Have a look at Appendix 2 to the SRA Authorisation of Firms Rules for a full list. As well as accountancy, management consulting, financial services and estate agency, it also includes the rather beautifully imprecise “other professional and specialist business support services…”
(Bailiff, anyone???)
In short, your law firm could open up other business lines if you so wish. Do take care to consult your insurers, of course!
ABSs may also qualify as Multi-disciplinary Practices (MDPs), which are the ‘one stop shop’ law firms that the Legal Services Act was supposed to enable. Under an MDP, each service line can be regulated by separate regulators. So, for example, the SRA would essentially ignore the accountancy side of the business if the ICAEW were involved in regulating the bean counters.
But if adding revenue streams is part of your strategy, you should also consider whether these services can be operated outside of the SRA’s reach. The old separate business rules have pretty much fallen away, in favour of safeguards to protect clients’ best interests.
So if you have always harboured an ambition to start an unregulated will writing business, you can do so as an entirely separate entity. And under the SRA Standards and Regulations, you could even have practising solicitors writing and advising on said wills since it is not a reserved activity.
I think this is what they mean when they refer to flexibility.
Disciplinary decisions
- Kieran Patrick O’Connor – agreed to removal from the roll under a regulatory settlement agreement, after waging a campaign of harassment against lawyers representing him.

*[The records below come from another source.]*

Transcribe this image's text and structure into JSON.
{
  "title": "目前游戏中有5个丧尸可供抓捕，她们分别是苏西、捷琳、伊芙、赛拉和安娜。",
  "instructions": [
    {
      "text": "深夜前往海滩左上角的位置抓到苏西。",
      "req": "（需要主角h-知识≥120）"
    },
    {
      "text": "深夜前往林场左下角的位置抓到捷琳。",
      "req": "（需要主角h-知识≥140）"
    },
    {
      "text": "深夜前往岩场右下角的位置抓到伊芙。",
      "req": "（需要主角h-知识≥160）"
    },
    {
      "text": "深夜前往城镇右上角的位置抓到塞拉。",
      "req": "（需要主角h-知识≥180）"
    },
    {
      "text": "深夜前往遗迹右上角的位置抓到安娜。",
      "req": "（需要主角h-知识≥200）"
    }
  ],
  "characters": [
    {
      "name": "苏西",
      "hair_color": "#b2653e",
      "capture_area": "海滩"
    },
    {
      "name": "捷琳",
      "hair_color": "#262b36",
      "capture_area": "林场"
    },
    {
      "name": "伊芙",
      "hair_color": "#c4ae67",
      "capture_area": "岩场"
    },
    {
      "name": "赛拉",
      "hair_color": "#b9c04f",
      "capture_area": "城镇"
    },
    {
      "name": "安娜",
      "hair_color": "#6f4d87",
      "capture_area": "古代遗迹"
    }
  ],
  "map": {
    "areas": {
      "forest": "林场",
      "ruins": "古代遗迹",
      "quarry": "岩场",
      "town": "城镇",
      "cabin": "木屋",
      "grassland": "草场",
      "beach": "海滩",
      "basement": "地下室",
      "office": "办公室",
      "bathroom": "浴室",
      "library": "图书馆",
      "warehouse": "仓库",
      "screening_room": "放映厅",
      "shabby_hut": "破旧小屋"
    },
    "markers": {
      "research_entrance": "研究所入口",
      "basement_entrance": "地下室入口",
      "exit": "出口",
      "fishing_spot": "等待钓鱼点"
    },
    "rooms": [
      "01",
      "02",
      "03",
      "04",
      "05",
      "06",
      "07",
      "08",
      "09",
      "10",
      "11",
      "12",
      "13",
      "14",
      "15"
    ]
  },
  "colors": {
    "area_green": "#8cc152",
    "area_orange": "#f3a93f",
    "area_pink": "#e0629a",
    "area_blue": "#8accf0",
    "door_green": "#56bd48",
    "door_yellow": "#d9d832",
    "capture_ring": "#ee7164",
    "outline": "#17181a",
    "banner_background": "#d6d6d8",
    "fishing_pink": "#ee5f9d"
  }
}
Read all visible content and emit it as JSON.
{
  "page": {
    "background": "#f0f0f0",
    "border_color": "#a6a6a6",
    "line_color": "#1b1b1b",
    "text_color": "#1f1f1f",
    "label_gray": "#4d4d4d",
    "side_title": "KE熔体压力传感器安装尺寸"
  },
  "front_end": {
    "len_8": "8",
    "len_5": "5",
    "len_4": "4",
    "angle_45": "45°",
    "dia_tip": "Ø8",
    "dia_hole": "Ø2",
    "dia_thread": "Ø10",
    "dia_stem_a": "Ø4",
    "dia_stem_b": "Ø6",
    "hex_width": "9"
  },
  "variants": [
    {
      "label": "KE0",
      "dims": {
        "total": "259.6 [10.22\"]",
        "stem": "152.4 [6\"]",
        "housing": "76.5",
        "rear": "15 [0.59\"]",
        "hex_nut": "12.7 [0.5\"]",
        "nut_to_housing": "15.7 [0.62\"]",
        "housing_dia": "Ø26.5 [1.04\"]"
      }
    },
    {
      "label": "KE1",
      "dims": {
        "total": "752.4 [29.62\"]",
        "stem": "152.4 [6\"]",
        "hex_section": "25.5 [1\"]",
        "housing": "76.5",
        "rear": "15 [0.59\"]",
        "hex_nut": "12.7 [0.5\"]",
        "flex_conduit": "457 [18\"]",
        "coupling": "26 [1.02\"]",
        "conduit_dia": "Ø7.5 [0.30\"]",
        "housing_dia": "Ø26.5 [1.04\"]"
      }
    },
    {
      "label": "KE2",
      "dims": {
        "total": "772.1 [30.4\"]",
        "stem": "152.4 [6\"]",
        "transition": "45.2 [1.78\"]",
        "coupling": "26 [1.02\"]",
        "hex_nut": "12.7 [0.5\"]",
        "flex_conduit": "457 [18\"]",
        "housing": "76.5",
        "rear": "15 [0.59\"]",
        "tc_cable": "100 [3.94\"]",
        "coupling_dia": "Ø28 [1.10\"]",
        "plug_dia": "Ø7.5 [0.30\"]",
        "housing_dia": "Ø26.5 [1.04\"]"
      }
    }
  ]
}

- Michelle Louise Craven – trainee solicitor escapes sanctions from the SDT for billing £3,000 “in anticipation” of work – never completed – on multiple occasions. Had she been more experienced, under less pressure, and had the firm’s own policies been clearer, we suspect that the SDT would not have been so understanding.
- Maria Williams – struck off for holding client money back intended for counsel’s fees, dishonestly altering counsel’s fee note, and begging her supervisor to withhold incriminating evidence from the SRA.
- Ravi Khosla – fined £17,500 after having been convicted of a sexual assault on a night out. Not an ‘abuse of power’ case.